Mesaros said he has found that his fellow council members truly care about the city and take their responsibilities seriously.
“It is apparent that we do not always vote together, but we equally care about the direction and future of Edmonds, he said. “We are in the midst of several retreat sessions where we are discovering better ways to work together and communicate better. We realize we are seven different people and bring different gifts and talents to the council. We are learning how to listen to one another, effectively craft legislation that will assist the mayor and the city staff, and also provide a vision for our city's future.”
Mesaros said that building informal relationships with fellow council members can be difficult.
He noted that when he first was appointed, he and his wife talked about inviting other council members to dinner but decided that such a gathering could violate state public meeting laws.
“Socializing would help us learn from one another, but there are few opportunities for this,” he said. “I wish there were more. It would help us to work better together.”
Mesaros said that Edmonds has a quality staff led by quality department directors.
“The mayor and his team of leaders have the responsibility to implement the laws we pass (and have passed over the years), and they provide quality recommendations for our future,” he said. “I am happy to be working with the mayor; he was chosen to lead our city and it is council's task to work with him to improve things that need improving and maintain things that are working well.”

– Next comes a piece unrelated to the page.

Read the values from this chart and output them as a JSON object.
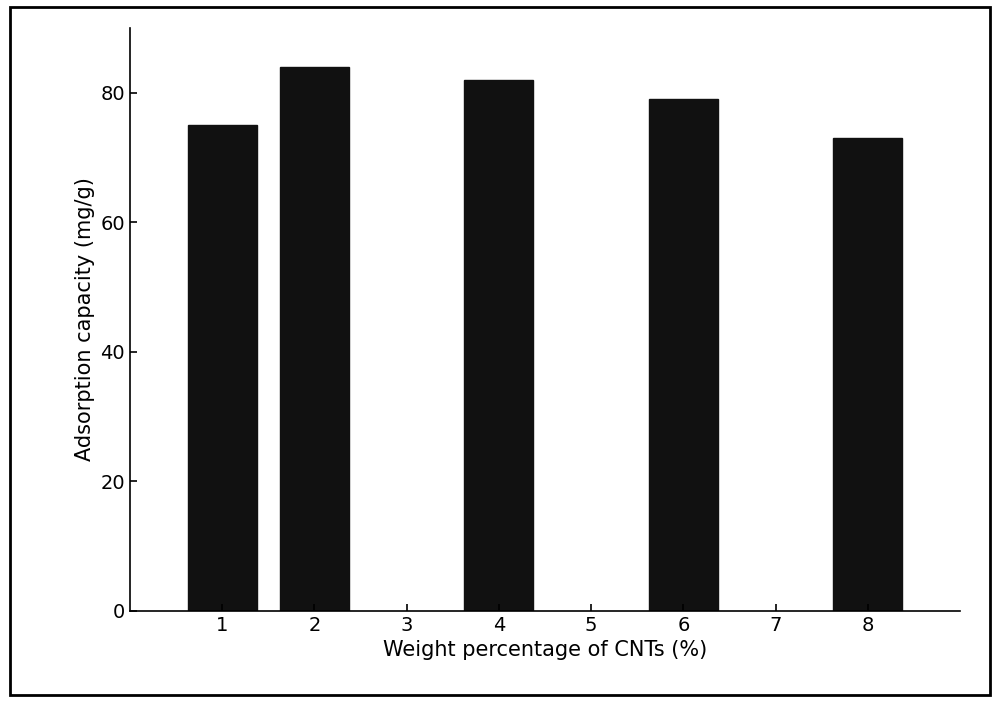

Mesaros noted the slow, deliberate pace of democracy.
“Ideas have to be considered, vetted by the public, researched by staff and consultants, and pondered by seven council members,” he said. “I often want things to move faster, but this is a democratic, open process and nothing moves fast when many constituency groups are involved in decision making. It may be slower than I want, but it is a good system and we are doing our best to make it work.”
Mesaros said that he looks forward to serving the city for many years to come.
He said that he is confident that the council will resolve key issues involving Sunset Avenue, the waterfront, the Westgate business district, Highway 99 improvements and others and it that the Council will resolve them in a positive, constructive manner.
The other six council members appointed Mesaros March 11 to replace former Councilman Frank Yamamoto, who had resigned at the end of December.
The appointment came after 59 ballots over a month’s time.
Mesaros will serve through the 2015 election, when he would have to run for a full four-year term to keep the position.